Gregorio Marañón and His Theory of Personality

May 28, 2019
Gregorio Marañón was one of the most important Spanish intellectuals of the 20th century. Read this article to learn more!

Gregorio Marañón was one of the most important Spanish intellectuals of the 20th century. Although he was a doctor, he ventured into multiple fields of culture and thought.

As a doctor, he specialized in ​​endocrinology. He was, undoubtedly, an expert in this field. In fact, he was so good at it that people recognized his work internationally. It was due to this training that Gregorio Marañón postulated a theory of personality that, although it isn’t very well known, is incredibly interesting.

According to Gregorio Marañón, the endocrine gland determines both an individual’s temperament and personality. Although this theory eventually became obsolete, it clearly provided valuable elements for the development of the incredible science we now know as psychology.

Some Facts about Gregorio Marañón

Gregorio Marañón was born in Madrid, Spain, in 1887. He became a doctor in 1910 and devoted himself to endocrinology with great passion.
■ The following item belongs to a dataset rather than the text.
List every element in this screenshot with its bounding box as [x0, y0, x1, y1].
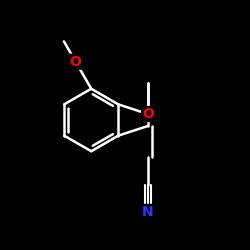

He was one of the pioneers of this specialty in Spain and the rest of the world.

Marañón published several pieces of work on endocrinology, which helped him rise to fame. In various articles and speeches, he spoke about his ethical way of thinking and his vision of Spain. Because of his peculiar train of thought, he also became a reference point for humanism and all studies related to it. Likewise, he made valuable contributions in the area of ​​gerontology.

He met Sigmund Freud personally and, although he validated some concepts of psychoanalysis, he didn’t take part in it. He was also a determined political activist. The particular combination between a rigorously scientific and radically humanistic spirit characterized his personality. He died in 1960.
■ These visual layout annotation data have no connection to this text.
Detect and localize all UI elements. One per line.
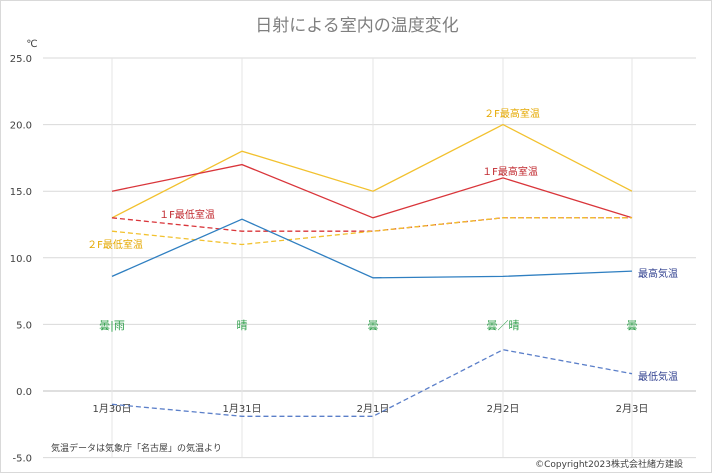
- series-line: [111, 163, 633, 219]
- series-line: [111, 217, 632, 246]
- y-tick-label: 10.0: [10, 254, 32, 265]
- series-label: ２F最高室温: [484, 107, 540, 120]
- x-category-label: 2月3日: [616, 403, 649, 415]
- series-line: [111, 123, 633, 219]
- x-category-label: 2月2日: [487, 403, 520, 415]
- y-axis-ticks: 25.0 20.0 15.0 10.0 5.0 0.0 -5.0: [10, 54, 32, 465]
- x-category-label: 1月31日: [222, 403, 261, 415]
- weather-label: 曇|雨: [99, 319, 125, 332]
- data-source-note: 気温データは気象庁「名古屋」の気温より: [51, 442, 222, 454]
- x-axis-categories: 1月30日 1月31日 2月1日 2月2日 2月3日: [92, 403, 648, 415]
- series-label: ２F最低室温: [87, 238, 143, 251]
- y-tick-label: 5.0: [16, 320, 32, 331]
- grid: [43, 57, 696, 459]
- x-category-label: 2月1日: [357, 403, 390, 415]
- y-tick-label: -5.0: [12, 454, 32, 465]
- x-category-label: 1月30日: [92, 403, 131, 415]
- chart-title: 日射による室内の温度変化: [255, 16, 459, 36]
- series-line: [111, 349, 633, 417]
- series-label: １F最高室温: [482, 165, 538, 178]
- weather-labels: 曇|雨 晴 曇 曇／晴 曇: [99, 319, 637, 332]
- series-line: [111, 218, 633, 279]
- weather-label: 曇: [368, 319, 379, 332]
- series-label: １F最低室温: [159, 208, 215, 221]
- series-label: 最高気温: [638, 267, 678, 280]
- copyright-text: ©Copyright2023株式会社緒方建設: [535, 458, 683, 470]
- y-tick-label: 15.0: [10, 187, 32, 198]
- y-unit-label: ℃: [26, 39, 37, 50]
- weather-label: 晴: [237, 319, 248, 332]
- series-lines: [111, 123, 633, 417]
- y-tick-label: 0.0: [16, 387, 32, 398]
- weather-label: 曇: [627, 319, 638, 332]
- y-tick-label: 25.0: [10, 54, 32, 65]
- weather-label: 曇／晴: [487, 319, 520, 332]
- y-tick-label: 20.0: [10, 121, 32, 132]
- series-label: 最低気温: [638, 370, 678, 383]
A figure of a man with birds behind him.

Male Typology

Gregorio Marañón designed a complex theory of personality based on the influence of the endocrine system. According to him, due to the fact that hormones are closely related to the nervous system, they’re able to determine temperament and personality. In his opinion, they exert great influence on psychic rhythm, affectivity, and neuromuscular excitability.

From these considerations, Marañón created a typology of men and women. These manifest in their physical appearance and each of them is proper of a specific type of personality.

According to Marañón, there are some types of constitutions among men, which can be called “normal”:

  • Hypoplastic. Characterized by a small and infantile constitution.
  • Asthenic. Flat and narrow chest, graceful skeleton, narrow shoulders, and flaccid musculature.
    Picnic. The opposite of asthenic.

Now, the following are the abnormal constitutions:

  • Gigantoid. Those of enormous size.
  • Enanoid. Those of a particularly small size.
  • Eunocoid. Of poor genital development and secondary sexual characteristics.
  • Hypergenital. Opposed to eunocoid.
A colorful woman-shaped figure on a black background.

Female Typology

For Gregorio Marañón, men have a stable constitution. Women, on the other hand, have a fluctuating constitution. He identified three types of women:

  • Type I or Infantile. Childish features, low eroticism, fragility, and suggestibility.
  • Type II or Asthenic. Medium sized, late eroticism, great maternal instinct, regular, sensitive, emotional, and narcissistic.
  • Type III or Picnic. Large and robust women, with more or less masculine features, energetic libido, determined, and independent.

As you can see, Marañón conditions a woman’s sexual life to her biological constitution. This approach became very controversial. People particularly questioned the fact that he suggested female anorgasmia as a physiological feature.

Gregorio Marañón sitting next to a skeleton.

The Evolution of these Constitutions

According to Gregorio Marañón, biological constitution evolved through time. This caused temperament to undergo certain modifications. Such development went from the hypoplastic to the asthenic, and from the asthenic to the picnic. He called this the happiness curve. For him, the typical male was a Picnic. It was usual for women not to ‘evolve’ up to that point since it refers to an intermediate point between a boy and a man.

He also stated that when the traits of each type were very marked, no major changes occurred throughout life. However, every single person evolves.

On the other hand, Gregorio Marañón argued that both men and women go through a critical age throughout their development. For boys, it’s puberty, while for women it’s the climacteric.

Marañón’s approaches are interesting, no doubt about it. However, they were debunked and, as of today, they’re hardly an academic reference.